L'ombre de la main de Léonard

VU sur Arte l'enquête "picturale" sur un tableau attribué (avec quelques éléments sérieux de vraisemblance) à Léonard de Vinci :

Bplv

 

Comme d'habitude, le souci de monter le documentaire en "enquête policière" conduit à quelques "tics" assez énervants : la répétition, à intervalles réguliers, des mêmes phrases( "il faut désormais que l'acheteur apporte la preuve irréfutable" "l'expert doit désormais prouver", etc. Mais il semble qu'aucune émission ne puisse, désormais, à l'instar de la publicité, faire l'économie de la répétition : soupir.) , la recherche de "suspens", avec passage tout aussi obligé sur le "plagiaire" qui va "montrer comment les faussaires font" (mais qui n'en est pas un, hein, soyons clairs ! Wouarf....) , et surtout l'enjeu : une toile achetée 22 mille euros qui se retrouve "trésor inestimable" (expression dite à plusieurs reprises) mais dont on nous donne cependant l'estimation (des millions de dollars).

 

Bon, je reconnais que le tableau est beau, la recherche fascinante : vérifier la datation  du velin, reconstituer la technique de peinture, expliquer pourquoi le tableau ne fut jamais accroché ni même mentionné, retrouver le modèle et son histoire, comprendre que le tableau était en fait une page d'un livre retrouvé en Pologne, faire coïncider l'identité du modèle, sa place à la cour des Sforza, la prèsence du peintre sous l'autorité de son commaditaire, père naturel de la princesse, déterminer que le tableau a été peint par un gaucher et retrouver les trous de la reliure, correspondant exactement à la feuille découpée, dérobée du livre 'd'origine : quelle jolie histoire, n'est-ce pas ?

 

Le dernier mot du documentaire souligne ce qui, aux yeux du réalisateur, est donc le plus important : la valeur monétaire de la toile -dernière offre refusée : 80 millions de dollars. On sent le frisson qui parcourt l'échine...

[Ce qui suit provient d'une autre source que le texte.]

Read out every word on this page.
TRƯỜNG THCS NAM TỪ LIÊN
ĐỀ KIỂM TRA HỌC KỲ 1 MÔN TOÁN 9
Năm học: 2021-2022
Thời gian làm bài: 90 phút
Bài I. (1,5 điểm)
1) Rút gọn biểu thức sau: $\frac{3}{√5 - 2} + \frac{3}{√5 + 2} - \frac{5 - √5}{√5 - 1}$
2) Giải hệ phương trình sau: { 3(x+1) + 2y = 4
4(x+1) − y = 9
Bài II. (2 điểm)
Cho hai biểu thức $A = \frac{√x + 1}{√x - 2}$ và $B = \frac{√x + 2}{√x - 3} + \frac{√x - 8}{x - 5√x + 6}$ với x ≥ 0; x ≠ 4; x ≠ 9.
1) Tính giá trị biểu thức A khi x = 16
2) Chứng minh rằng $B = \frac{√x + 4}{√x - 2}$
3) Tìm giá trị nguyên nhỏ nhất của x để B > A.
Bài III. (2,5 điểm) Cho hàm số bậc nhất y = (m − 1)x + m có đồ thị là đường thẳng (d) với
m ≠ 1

Mais pour moi, c'est autre chose que le "prix" de l'oeuvre qui m'a fait frissonner : une experte s'extasie sur le dessin de la jeune fille - la dimension de son nez démonre qu'elle est à ce stade intermédiaire entre l'enfant et l'adulte, par exemple, et un faussaire même génial aurait-il pu, comme Vinci, saisir à ce point la vérité du modèle ?

Oui, une femme-enfant est donc représentée là... J'écoute : c'est une fille illégitime de Sforza, une jeune "Bianca" de treize ans. Et le portrait a été effectué pour son mariage...

Son mariage.

Sûrment rien à redire, au quinzième-seizième siècle, au mariage d'une fille de treize ans...

Et une autre phrase, comme ça, au détour d'un plan :

"morte trois mois après ce mariage, vraisemblablement des suites d'une grossesse".

D'un seul coup, les millions de dollars, la "chance" du connaisseur finaud qui a acheté l'oeuvre, le lent travail des experts, la mobilisation autour du portrait, la richesse de la tenue de la princesse, la beauté des cadeaux reçus pour son mariage, dont ce "livre" enluminé et s'ouvrant par son portrait, tout ce luxe, passé et présent, tout ce monde de l'art et de l'argent, tout pâlit à mes yeux...

Chef d'oeuvre de Léonard de Vinci en majesté... Tous ceux qui regardent ton portrait ne voient que lui, que Vinci, le Maître. C'est pour  lui qu'on s'extasie, pas pour toi, petite fille mariée et morte trois mois après, car forcée bien trop jeune, comme  j'ai vu, parfois,  chez les chattes : l'une d'elles, qui n'avait pas fini de grandir, et prise trop tôt, mourant sous un ventre ballonné qui excédait ses forces...

Je n'arriverai pas, sous les "bravos" des spectateurs, les sourires gourmands des connaisseurs et les billets de banque volentant autour  de la Trouvaille, à oublier ton sort  : et derrière ton fin profil,  c'est la brutalité et le machisme de ton temps qui pèsent sur l'ombre de la main de Léonard, dessinant ton front, ton menton, et la belle natte tressée qui pend sur ton dos, droit comme celui d'une écolière, menu comme celui d'un enfant, Léonrad dessinant ce qui fut une  "Belle Princesse",  à jamais sacrifiée.